Но он не обратил внимания на ее слова, лишь на мгновение вернулся и подарил самый беглый поцелуй. Второпях Элджин забыл накинуть пальто, увлекаемый зрелищем огромных языков пламени, уже взвивавшихся к небу выше минаретов и куполов.
Когда муж исчез из виду, Мэри перевела глаза на пасмурное небо: собиравшихся на нем грозовых туч было не отличить от клубов дыма. Позже разразился ливень, но Элджин, не обращая внимания на свое слабое здоровье, решил задержаться на пожаре. Он постоянно колебался между осторожностью и от природы присущим ему интересом ко всякого рода приключениям. Напомнить ему о первой означало вызвать вспышку второго. Поэтому Мэри научилась избегать призывов к осмотрительности.
Домой в тот вечер он вернулся очень поздно, промокнув до нитки, и весь следующий день был принужден провести в постели, одолеваемый приступом жесточайшей мигрени, в которой винил отвратительную зимнюю погоду Константинополя.
— Как шотландцу может прийти в голову жаловаться на турецкие зимы? — вопрошала его Мэри.
На что он отвечал, что имеет в виду нескончаемые и непредсказуемые дожди и слишком натопленные комнаты, в которых к тому же им приходилось сидеть, не снимая жарких мехов из почтения к хозяевам.
Теперь доктор Маклин пристраивал уже шестую пиявку к лицу Элджина, и каждая из них ритмично пульсировала, наливаясь кровью больного.

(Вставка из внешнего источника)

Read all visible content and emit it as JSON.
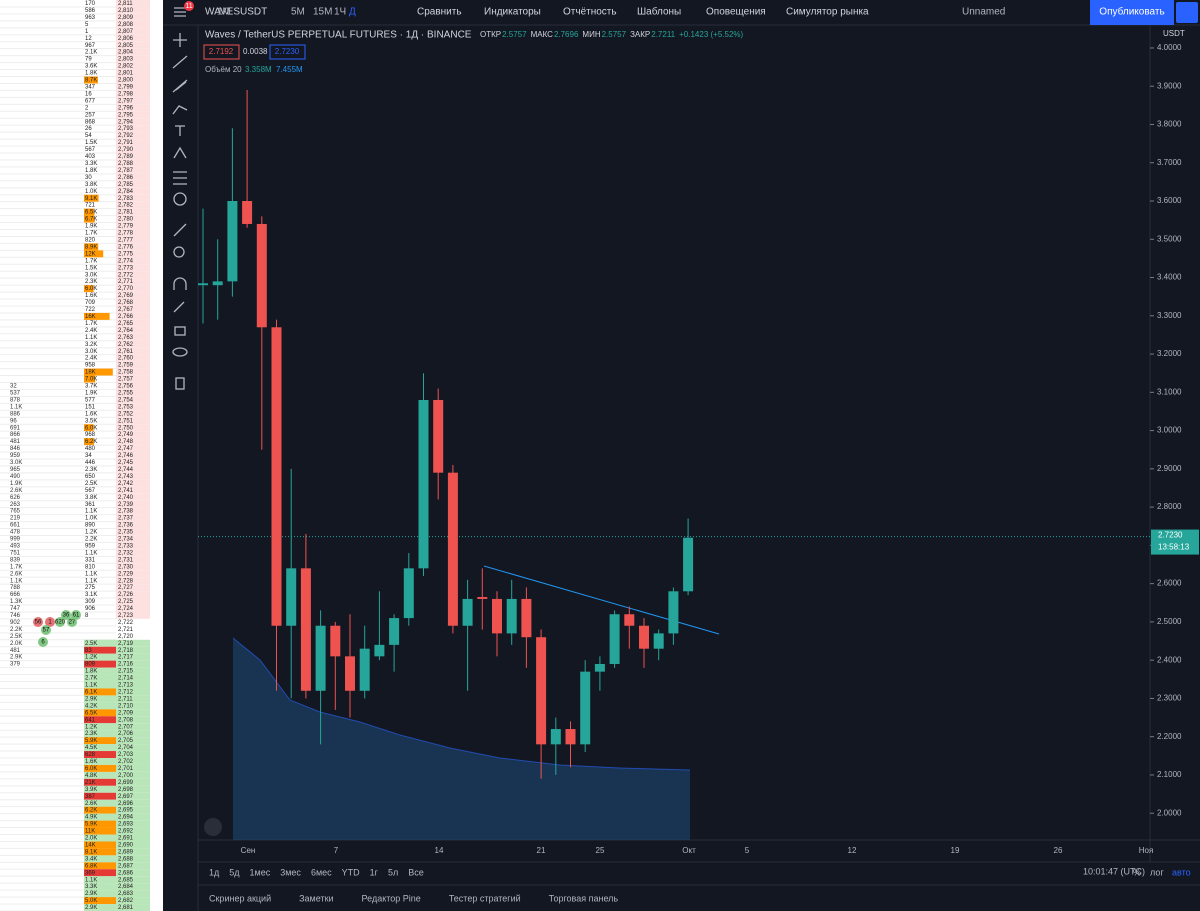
{
  "orderbook": {
    "prices": [
      "2,811",
      "2,810",
      "2,809",
      "2,808",
      "2,807",
      "2,806",
      "2,805",
      "2,804",
      "2,803",
      "2,802",
      "2,801",
      "2,800",
      "2,799",
      "2,798",
      "2,797",
      "2,796",
      "2,795",
      "2,794",
      "2,793",
      "2,792",
      "2,791",
      "2,790",
      "2,789",
      "2,788",
      "2,787",
      "2,786",
      "2,785",
      "2,784",
      "2,783",
      "2,782",
      "2,781",
      "2,780",
      "2,779",
      "2,778",
      "2,777",
      "2,776",
      "2,775",
      "2,774",
      "2,773",
      "2,772",
      "2,771",
      "2,770",
      "2,769",
      "2,768",
      "2,767",
      "2,766",
      "2,765",
      "2,764",
      "2,763",
      "2,762",
      "2,761",
      "2,760",
      "2,759",
      "2,758",
      "2,757",
      "2,756",
      "2,755",
      "2,754",
      "2,753",
      "2,752",
      "2,751",
      "2,750",
      "2,749",
      "2,748",
      "2,747",
      "2,746",
      "2,745",
      "2,744",
      "2,743",
      "2,742",
      "2,741",
      "2,740",
      "2,739",
      "2,738",
      "2,737",
      "2,736",
      "2,735",
      "2,734",
      "2,733",
      "2,732",
      "2,731",
      "2,730",
      "2,729",
      "2,728",
      "2,727",
      "2,726",
      "2,725",
      "2,724",
      "2,723",
      "2,722",
      "2,721",
      "2,720",
      "2,719",
      "2,718",
      "2,717",
      "2,716",
      "2,715",
      "2,714",
      "2,713",
      "2,712",
      "2,711",
      "2,710",
      "2,709",
      "2,708",
      "2,707",
      "2,706",
      "2,705",
      "2,704",
      "2,703",
      "2,702",
      "2,701",
      "2,700",
      "2,699",
      "2,698",
      "2,697",
      "2,696",
      "2,695",
      "2,694",
      "2,693",
      "2,692",
      "2,691",
      "2,690",
      "2,689",
      "2,688",
      "2,687",
      "2,686",
      "2,685",
      "2,684",
      "2,683",
      "2,682",
      "2,681"
    ],
    "ask_volumes": [
      "170",
      "586",
      "963",
      "5",
      "1",
      "12",
      "967",
      "2.1K",
      "79",
      "3.6K",
      "1.8K",
      "8.7K",
      "347",
      "16",
      "677",
      "2",
      "257",
      "868",
      "26",
      "54",
      "1.5K",
      "567",
      "403",
      "3.3K",
      "1.8K",
      "30",
      "3.8K",
      "1.0K",
      "9.1K",
      "721",
      "6.5K",
      "6.7K",
      "1.9K",
      "1.7K",
      "820",
      "8.9K",
      "12K",
      "1.7K",
      "1.5K",
      "3.0K",
      "2.3K",
      "6.0K",
      "1.6K",
      "709",
      "722",
      "16K",
      "1.7K",
      "2.4K",
      "1.1K",
      "3.2K",
      "3.0K",
      "2.4K",
      "958",
      "18K",
      "7.0K",
      "3.7K",
      "1.9K",
      "577",
      "151",
      "1.6K",
      "3.5K",
      "6.0K",
      "968",
      "6.2K",
      "480",
      "34",
      "446",
      "2.3K",
      "650",
      "2.5K",
      "567",
      "3.8K",
      "361",
      "1.1K",
      "1.0K",
      "890",
      "1.2K",
      "2.2K",
      "959",
      "1.1K",
      "331",
      "810",
      "1.1K",
      "1.1K",
      "275",
      "3.1K",
      "309",
      "906",
      "8"
    ],
    "bid_volumes": [
      "2.5K",
      "83",
      "1.2K",
      "809",
      "1.8K",
      "2.7K",
      "1.1K",
      "6.1K",
      "2.9K",
      "4.2K",
      "6.5K",
      "641",
      "1.2K",
      "2.3K",
      "5.9K",
      "4.5K",
      "628",
      "1.6K",
      "6.0K",
      "4.8K",
      "21K",
      "3.9K",
      "387",
      "2.6K",
      "6.2K",
      "4.9K",
      "5.9K",
      "11K",
      "2.0K",
      "14K",
      "8.1K",
      "3.4K",
      "6.8K",
      "369",
      "1.1K",
      "3.3K",
      "2.9K",
      "5.0K",
      "2.9K"
    ],
    "trades": [
      "32",
      "537",
      "878",
      "1.1K",
      "886",
      "96",
      "691",
      "866",
      "481",
      "846",
      "959",
      "3.0K",
      "965",
      "490",
      "1.9K",
      "2.6K",
      "626",
      "263",
      "765",
      "219",
      "661",
      "478",
      "999",
      "493",
      "751",
      "839",
      "1.7K",
      "2.6K",
      "1.1K",
      "788",
      "666",
      "1.3K",
      "747",
      "746",
      "902",
      "2.2K",
      "2.5K",
      "2.0K",
      "481",
      "2.9K",
      "379"
    ],
    "bubbles": [
      "56",
      "1",
      "57",
      "620",
      "27",
      "36",
      "61",
      "6"
    ]
  },
  "toolbar": {
    "symbol": "WAVESUSDT",
    "intervals": [
      "1М",
      "5М",
      "15М",
      "1Ч",
      "Д"
    ],
    "buttons": [
      "Сравнить",
      "Индикаторы",
      "Отчётность",
      "Шаблоны",
      "Оповещения",
      "Симулятор рынка"
    ],
    "layout": "Unnamed",
    "publish": "Опубликовать",
    "badge": "11"
  },
  "legend": {
    "title": "Waves / TetherUS PERPETUAL FUTURES · 1Д · BINANCE",
    "ohlc": [
      {
        "label": "ОТКР",
        "value": "2.5757"
      },
      {
        "label": "МАКС",
        "value": "2.7696"
      },
      {
        "label": "МИН",
        "value": "2.5757"
      },
      {
        "label": "ЗАКР",
        "value": "2.7211"
      }
    ],
    "change": "+0.1423 (+5.52%)",
    "bid": "2.7192",
    "spread": "0.0038",
    "ask": "2.7230",
    "volume_label": "Объём 20",
    "volume": "3.358M",
    "volume_ma": "7.455M"
  },
  "chart": {
    "currency": "USDT",
    "ylim": [
      1.93,
      4.06
    ],
    "yticks": [
      {
        "value": 4.0,
        "label": "4.0000"
      },
      {
        "value": 3.9,
        "label": "3.9000"
      },
      {
        "value": 3.8,
        "label": "3.8000"
      },
      {
        "value": 3.7,
        "label": "3.7000"
      },
      {
        "value": 3.6,
        "label": "3.6000"
      },
      {
        "value": 3.5,
        "label": "3.5000"
      },
      {
        "value": 3.4,
        "label": "3.4000"
      },
      {
        "value": 3.3,
        "label": "3.3000"
      },
      {
        "value": 3.2,
        "label": "3.2000"
      },
      {
        "value": 3.1,
        "label": "3.1000"
      },
      {
        "value": 3.0,
        "label": "3.0000"
      },
      {
        "value": 2.9,
        "label": "2.9000"
      },
      {
        "value": 2.8,
        "label": "2.8000"
      },
      {
        "value": 2.7,
        "label": "2.7000"
      },
      {
        "value": 2.6,
        "label": "2.6000"
      },
      {
        "value": 2.5,
        "label": "2.5000"
      },
      {
        "value": 2.4,
        "label": "2.4000"
      },
      {
        "value": 2.3,
        "label": "2.3000"
      },
      {
        "value": 2.2,
        "label": "2.2000"
      },
      {
        "value": 2.1,
        "label": "2.1000"
      },
      {
        "value": 2.0,
        "label": "2.0000"
      }
    ],
    "last_price": {
      "value": 2.723,
      "label": "2.7230"
    },
    "countdown": "13:58:13",
    "xlabels": [
      "Сен",
      "7",
      "14",
      "21",
      "25",
      "Окт",
      "5",
      "12",
      "19",
      "26",
      "Ноя"
    ],
    "candles": [
      [
        3.38,
        3.58,
        3.28,
        3.385
      ],
      [
        3.38,
        3.5,
        3.29,
        3.39
      ],
      [
        3.39,
        3.79,
        3.35,
        3.6
      ],
      [
        3.6,
        3.89,
        3.53,
        3.54
      ],
      [
        3.54,
        3.56,
        2.95,
        3.27
      ],
      [
        3.27,
        3.29,
        2.32,
        2.49
      ],
      [
        2.49,
        2.9,
        2.3,
        2.64
      ],
      [
        2.64,
        2.73,
        2.3,
        2.32
      ],
      [
        2.32,
        2.53,
        2.18,
        2.49
      ],
      [
        2.49,
        2.5,
        2.27,
        2.41
      ],
      [
        2.41,
        2.52,
        2.25,
        2.32
      ],
      [
        2.32,
        2.49,
        2.3,
        2.43
      ],
      [
        2.41,
        2.58,
        2.4,
        2.44
      ],
      [
        2.44,
        2.52,
        2.37,
        2.51
      ],
      [
        2.51,
        2.68,
        2.49,
        2.64
      ],
      [
        2.64,
        3.15,
        2.62,
        3.08
      ],
      [
        3.08,
        3.11,
        2.82,
        2.89
      ],
      [
        2.89,
        2.91,
        2.47,
        2.49
      ],
      [
        2.49,
        2.61,
        2.32,
        2.56
      ],
      [
        2.565,
        2.64,
        2.48,
        2.56
      ],
      [
        2.56,
        2.58,
        2.41,
        2.47
      ],
      [
        2.47,
        2.61,
        2.44,
        2.56
      ],
      [
        2.56,
        2.59,
        2.38,
        2.46
      ],
      [
        2.46,
        2.48,
        2.09,
        2.18
      ],
      [
        2.18,
        2.25,
        2.1,
        2.22
      ],
      [
        2.22,
        2.24,
        2.12,
        2.18
      ],
      [
        2.18,
        2.4,
        2.16,
        2.37
      ],
      [
        2.37,
        2.41,
        2.32,
        2.39
      ],
      [
        2.39,
        2.53,
        2.38,
        2.52
      ],
      [
        2.52,
        2.54,
        2.43,
        2.49
      ],
      [
        2.49,
        2.51,
        2.38,
        2.43
      ],
      [
        2.43,
        2.48,
        2.4,
        2.47
      ],
      [
        2.47,
        2.59,
        2.44,
        2.58
      ],
      [
        2.58,
        2.77,
        2.57,
        2.72
      ]
    ]
  },
  "bottom": {
    "ranges": [
      "1д",
      "5д",
      "1мес",
      "3мес",
      "6мес",
      "YTD",
      "1г",
      "5л",
      "Все"
    ],
    "clock": "10:01:47 (UTC)",
    "options": [
      "%",
      "лог",
      "авто"
    ],
    "tabs": [
      "Скринер акций",
      "Заметки",
      "Редактор Pine",
      "Тестер стратегий",
      "Торговая панель"
    ]
  }
}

— Никогда не видал таких жадных тварей, — заметил доктор, приподнимая хвост одной из них, чтобы убедиться, что она накрепко присосалась к коже. — Их укус даже крепче, чем у английских пиявок.
Элджин поморщился, на мгновение приоткрыл один глаз и поскорей снова его зажмурил. На что могут быть похожи эти твари, если смотреть на них глазами несчастного пациента?

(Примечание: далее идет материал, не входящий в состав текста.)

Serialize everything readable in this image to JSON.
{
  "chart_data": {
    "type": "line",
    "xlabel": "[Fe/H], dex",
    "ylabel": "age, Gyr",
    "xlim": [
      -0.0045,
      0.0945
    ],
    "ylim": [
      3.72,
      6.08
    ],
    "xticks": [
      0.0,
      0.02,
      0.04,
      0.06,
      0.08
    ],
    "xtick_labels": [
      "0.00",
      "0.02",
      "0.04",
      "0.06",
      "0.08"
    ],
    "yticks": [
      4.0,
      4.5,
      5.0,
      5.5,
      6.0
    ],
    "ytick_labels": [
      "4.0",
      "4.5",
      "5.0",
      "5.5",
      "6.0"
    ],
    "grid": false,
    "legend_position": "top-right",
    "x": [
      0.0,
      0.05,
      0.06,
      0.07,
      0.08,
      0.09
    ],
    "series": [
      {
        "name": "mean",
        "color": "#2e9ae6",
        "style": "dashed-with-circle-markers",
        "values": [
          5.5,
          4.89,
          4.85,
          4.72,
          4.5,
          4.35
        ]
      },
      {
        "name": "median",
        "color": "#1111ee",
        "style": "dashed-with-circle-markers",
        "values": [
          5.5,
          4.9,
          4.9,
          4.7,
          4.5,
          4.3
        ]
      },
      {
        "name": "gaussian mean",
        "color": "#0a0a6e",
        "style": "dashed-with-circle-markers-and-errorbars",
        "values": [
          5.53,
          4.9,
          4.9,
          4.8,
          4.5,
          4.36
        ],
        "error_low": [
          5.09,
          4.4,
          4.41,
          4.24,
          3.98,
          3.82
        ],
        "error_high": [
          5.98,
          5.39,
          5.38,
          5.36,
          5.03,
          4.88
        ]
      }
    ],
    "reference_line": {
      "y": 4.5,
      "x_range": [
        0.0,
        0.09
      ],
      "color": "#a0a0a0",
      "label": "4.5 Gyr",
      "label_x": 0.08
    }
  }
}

Мэри оставалось только надеяться, что доктор принял решение, не повинуясь своим нетрезвым догадкам, а адекватное ситуации. Доктор Маклин по-прежнему предавался безудержному пьянству, и она обратила внимание, что его руки, ухаживающие за больным, дрожат не менее сильно, чем за завтраком. Ей давно хотелось пригласить другого доктора, но где найти надежного врача в этом городе, рассаднике самых отвратительных заболеваний, она понятия не имела. И сильно нервничала при мысли, что именно доктор Маклин будет принимать у нее роды, до которых оставалось всего два месяца.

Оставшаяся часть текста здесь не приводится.